EDITORIAL: WHA bid: Changing the global view

On Tuesday, the Ministry of Foreign Affairs admitted defeat in its attempts to secure an invitation to this year’s World Health Assembly (WHA). The outcome was expected, but it nevertheless provided ammunition for Beijing and the pan-blue camp to attack President Tsai Ing-wen’s (蔡英文) administration.

Some blamed the nation’s exclusion on the Tsai administration’s refusal to adhere to Beijing’s official line. However, that is not realistic: Attending international events under Beijing’s auspices and its “one China” framework is by no means a gain for Taiwan.

That would only lead to an outcome that is even worse than exclusion — letting an authoritarian regime represent the 23 million Taiwanese in the international arena and push forward its unification agenda.

When the last WHA invitation sent to Taiwan in 2016 came with an unprecedented mention of the “one China” principle, the nation’s fate of being excluded from the annual health convention in the following years was pretty much sealed.

Despite knowing that the WHO has been held hostage by Beijing and that its efforts would unlikely change the outcome, the ministry persisted in its efforts to gain international support for Taiwan’s WHA bid.

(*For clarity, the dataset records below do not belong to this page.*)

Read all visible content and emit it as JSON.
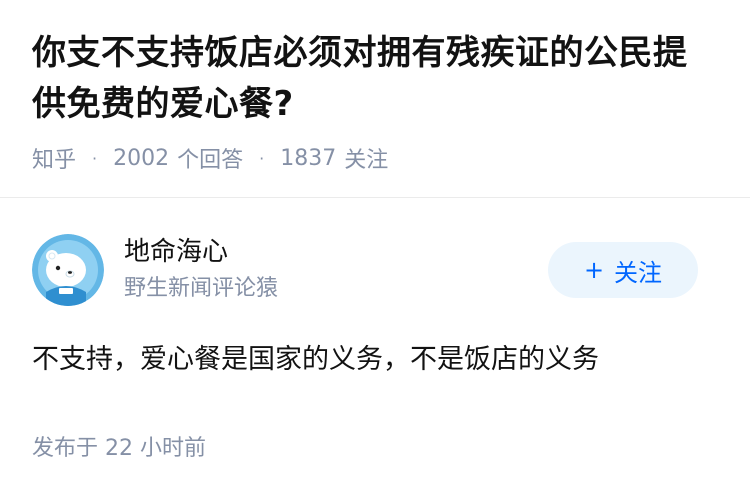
{
  "question": {
    "title": "你支不支持饭店必须对拥有残疾证的公民提供免费的爱心餐?",
    "source": "知乎",
    "answer_count": "2002",
    "answer_label": "个回答",
    "follower_count": "1837",
    "follower_label": "关注"
  },
  "answer": {
    "author_name": "地命海心",
    "author_bio": "野生新闻评论猿",
    "follow_button": "关注",
    "follow_icon": "plus-icon",
    "content": "不支持，爱心餐是国家的义务，不是饭店的义务",
    "published_prefix": "发布于",
    "published_time": "22 小时前"
  },
  "colors": {
    "accent": "#0066ff",
    "button_bg": "#ebf5fd",
    "meta_text": "#8590a6",
    "avatar_bg": "#63b7e6"
  }
}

These efforts included making a documentary featuring Taiwanese efforts to treat a Vietnamese girl with lymphedema, which had been watched more than 8 million times as of yesterday; building a Web site highlighting the nation’s dedication to global health; and encouraging heads of the nation’s representative offices overseas to submit opinion pieces to reputable international media outlets to call for global support for Taiwan.

Some might consider these efforts a complete waste of taxpayers’ dollars — but that is because they are only looking at the short-term results.

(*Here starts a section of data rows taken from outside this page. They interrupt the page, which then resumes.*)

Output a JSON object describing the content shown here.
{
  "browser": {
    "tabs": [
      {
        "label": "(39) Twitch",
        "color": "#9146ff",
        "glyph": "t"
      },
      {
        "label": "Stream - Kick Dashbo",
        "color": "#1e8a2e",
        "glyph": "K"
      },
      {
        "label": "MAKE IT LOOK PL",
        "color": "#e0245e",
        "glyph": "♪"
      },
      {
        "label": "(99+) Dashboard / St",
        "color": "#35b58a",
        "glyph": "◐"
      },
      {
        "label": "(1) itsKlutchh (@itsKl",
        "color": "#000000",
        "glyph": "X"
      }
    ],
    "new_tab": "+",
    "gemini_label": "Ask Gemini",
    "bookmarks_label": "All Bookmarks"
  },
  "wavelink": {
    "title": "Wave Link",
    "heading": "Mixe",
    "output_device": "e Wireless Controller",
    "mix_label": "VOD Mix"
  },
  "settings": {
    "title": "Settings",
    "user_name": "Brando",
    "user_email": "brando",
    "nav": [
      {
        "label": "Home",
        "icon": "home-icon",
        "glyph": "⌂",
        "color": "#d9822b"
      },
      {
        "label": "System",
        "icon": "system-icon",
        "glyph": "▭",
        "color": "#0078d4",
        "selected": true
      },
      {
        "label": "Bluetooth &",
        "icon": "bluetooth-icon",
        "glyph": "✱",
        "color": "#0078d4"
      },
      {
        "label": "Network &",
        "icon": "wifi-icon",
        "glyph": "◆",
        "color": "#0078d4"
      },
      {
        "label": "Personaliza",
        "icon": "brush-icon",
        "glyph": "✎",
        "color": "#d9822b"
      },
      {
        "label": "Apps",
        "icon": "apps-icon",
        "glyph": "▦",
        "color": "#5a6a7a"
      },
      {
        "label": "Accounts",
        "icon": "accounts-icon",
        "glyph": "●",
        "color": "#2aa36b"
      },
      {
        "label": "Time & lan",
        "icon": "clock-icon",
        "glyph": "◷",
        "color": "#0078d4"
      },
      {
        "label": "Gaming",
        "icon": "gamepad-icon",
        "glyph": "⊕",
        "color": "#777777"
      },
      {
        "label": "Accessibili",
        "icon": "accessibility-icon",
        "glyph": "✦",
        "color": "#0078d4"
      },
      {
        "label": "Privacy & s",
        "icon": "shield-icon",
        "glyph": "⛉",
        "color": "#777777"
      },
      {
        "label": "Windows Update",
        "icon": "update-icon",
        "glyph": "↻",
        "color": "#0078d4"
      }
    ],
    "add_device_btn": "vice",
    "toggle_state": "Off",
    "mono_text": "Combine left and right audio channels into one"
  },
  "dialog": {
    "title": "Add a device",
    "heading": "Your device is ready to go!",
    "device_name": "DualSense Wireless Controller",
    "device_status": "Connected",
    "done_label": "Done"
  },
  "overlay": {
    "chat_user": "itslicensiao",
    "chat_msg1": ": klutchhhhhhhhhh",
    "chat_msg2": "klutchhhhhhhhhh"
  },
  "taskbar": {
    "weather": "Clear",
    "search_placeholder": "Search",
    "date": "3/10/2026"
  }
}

Yes the outcome is Taiwan failed to receive a WHA invitation again, but the process matters.

Why is an international health body that pledges to ensure “health for all” at the beck and call of only one of its 194 member states? The hard truth is everyone is trying to get on China’s good side, because of its growing economic, military and political clout.

Against this backdrop, it takes time to sway the opinions of major actors on the world stage — many of which are probably in the middle of talks with China — and let them see that their support for Taiwan’s international participation matters, whether it is to prevent a blindspot in global efforts on non-political issues or to counterbalance Beijing’s belief that its bullying of smaller nations would continue to be tolerated thanks to its deep pockets.

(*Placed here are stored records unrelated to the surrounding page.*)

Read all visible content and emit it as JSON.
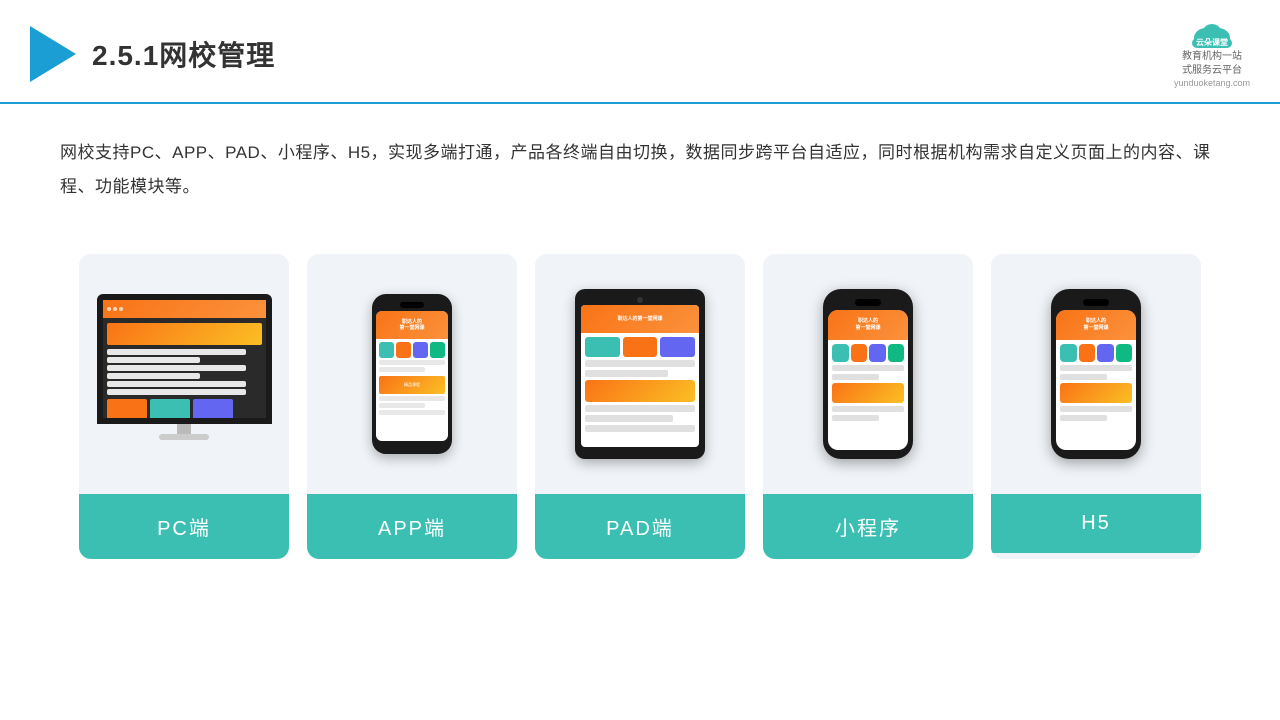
{
  "header": {
    "title": "2.5.1网校管理",
    "brand_name": "云朵课堂",
    "brand_url": "yunduoketang.com",
    "brand_tagline": "教育机构一站\n式服务云平台"
  },
  "description": {
    "text": "网校支持PC、APP、PAD、小程序、H5，实现多端打通，产品各终端自由切换，数据同步跨平台自适应，同时根据机构需求自定义页面上的内容、课程、功能模块等。"
  },
  "cards": [
    {
      "label": "PC端",
      "type": "pc"
    },
    {
      "label": "APP端",
      "type": "phone"
    },
    {
      "label": "PAD端",
      "type": "tablet"
    },
    {
      "label": "小程序",
      "type": "phone_modern"
    },
    {
      "label": "H5",
      "type": "phone_modern2"
    }
  ],
  "screen_content": {
    "phone_text_line1": "职达人的",
    "phone_text_line2": "第一堂网课"
  }
}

Indeed, there appears to be a not insignificant shift in global view, as evidenced by the growing number of countries that have publicly denounced China and supported Taiwan’s WHA bid this year, as well as the increased intensity of protests over the matter by Taipei’s major allies.

The ministry revealed that a number of countries had joined the nation’s allies in supporting Taiwan this year — albeit in a less public manner because of diplomatic considerations.

As Tsai said in a televised interview on Monday, the WHA might have shut its door on Taiwan now, but her administration’s long-term goal is to create a force of international support so strong that world bodies like the WHO would one day have no choice but to accept her country regardless of political pressure from China.